と言い、さりげなくリネットの腰を抱いて、給仕係から受け取ったグラスを差し出す。その気がないなら断ればいいのだが、場慣れしていないリネットはどうしていいかわからず、結局、黙ってそれを受け取ることしかできない。

いまさらながらロマンス小説を読み込んでおかなかった自分をひどく呪った。

その後もオルフェオはリネットのそばを離れず、当然のように彼の友人である高位貴族に紹介され、リネットは当初の目的通り、無事、社交界の一員としてデビューすることができた。が、同時に辺境伯の恋人と認識されてしまい、噂話の大好きな貴族たちはその真相を探るべく、リネットへの招待状が殺到した。
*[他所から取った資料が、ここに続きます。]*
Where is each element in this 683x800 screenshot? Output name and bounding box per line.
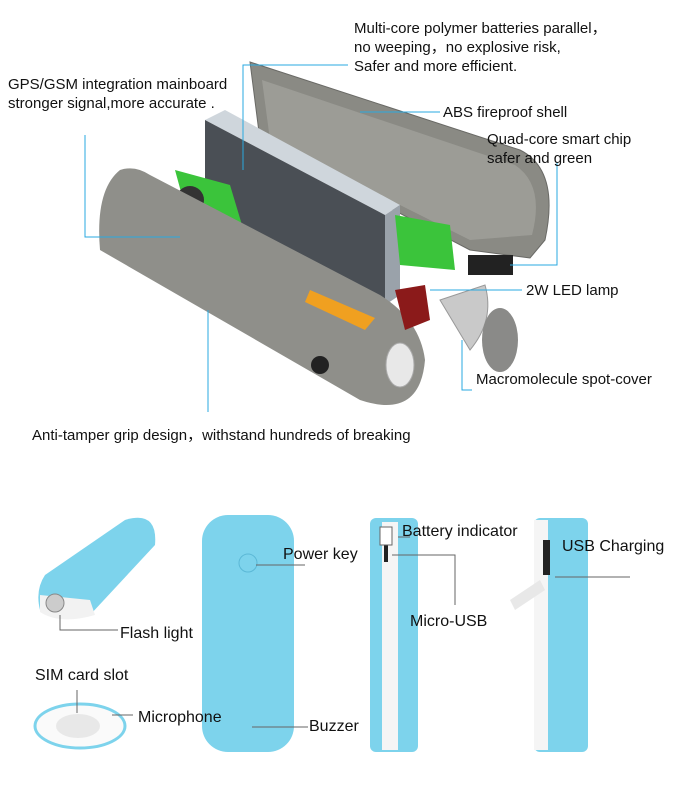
chip-label: Quad-core smart chip safer and green <box>487 130 631 168</box>
spot-cover-label: Macromolecule spot-cover <box>476 371 652 388</box>
batteries-label: Multi-core polymer batteries parallel， n… <box>354 19 607 76</box>
sim-slot-label: SIM card slot <box>35 667 129 684</box>
batteries-label-line: Safer and more efficient. <box>354 58 518 75</box>
buzzer-label: Buzzer <box>309 718 359 735</box>
leader-lines-gray <box>59 536 630 728</box>
shell-label: ABS fireproof shell <box>443 104 568 121</box>
micro-usb-label: Micro-USB <box>410 613 488 630</box>
grip-shell <box>99 168 425 405</box>
mainboard-label-line: GPS/GSM integration mainboard <box>8 76 228 93</box>
front-device-view <box>202 515 294 752</box>
spot-cover <box>482 308 518 372</box>
usb-side-device-view <box>510 518 588 752</box>
chip-board <box>395 215 513 275</box>
leader-lines-blue <box>84 64 558 412</box>
side-device-view <box>370 518 418 752</box>
battery-pack <box>205 110 400 305</box>
lamp-label: 2W LED lamp <box>526 282 619 299</box>
led-lamp <box>395 284 489 351</box>
battery-indicator-label: Battery indicator <box>402 523 518 540</box>
batteries-label-line: Multi-core polymer batteries parallel， <box>354 20 607 37</box>
power-key-label: Power key <box>283 546 358 563</box>
usb-charging-label: USB Charging <box>562 538 665 555</box>
chip-label-line: Quad-core smart chip <box>487 131 632 148</box>
grip-label: Anti-tamper grip design，withstand hundre… <box>32 427 411 444</box>
bottom-cap-view <box>33 702 127 750</box>
batteries-label-line: no weeping，no explosive risk, <box>354 39 561 56</box>
flashlight-device-view <box>38 517 156 620</box>
chip-label-line: safer and green <box>487 150 593 167</box>
mainboard-label-line: stronger signal,more accurate . <box>8 95 215 112</box>
mainboard-label: GPS/GSM integration mainboard stronger s… <box>8 75 227 113</box>
microphone-label: Microphone <box>138 709 222 726</box>
abs-shell <box>249 61 550 259</box>
flash-light-label: Flash light <box>120 625 193 642</box>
なにより迷惑なのは毎日、花束やお菓子といった贈り物がオルフェオから届くのだ。タウンハウスに届くのだから当然、父の目にも触れる。思いがけない大物を釣った、と父はホクホク顔であるが、リネットにしてみれば冗談ではない。

伯爵ともなるとその夫人には多くの仕事がある、そのうえ辺境伯夫人となったら、領地と王都を行ったり来たり。リネットの思い描く古書解読三昧の未来図とは程遠い。

新たな品物が届くたびにリネットは礼状を書き、さりげなく贈り物に対する辞退の言葉を記している。しかし翌日にはまた届く。

手紙を読んでいないのではないかと思い、一度、従者に頼み込んでその場で読んでもらえと指示をしたことがある。しかし、確かに目を通してくださった、と従者は報告し、その手にはまた、新たな花束を持たされて帰ってきた。

言い寄ってくる女など五万といるはずの彼がどうして自分に執着するのか。リネットにはさっぱり理解できなかった。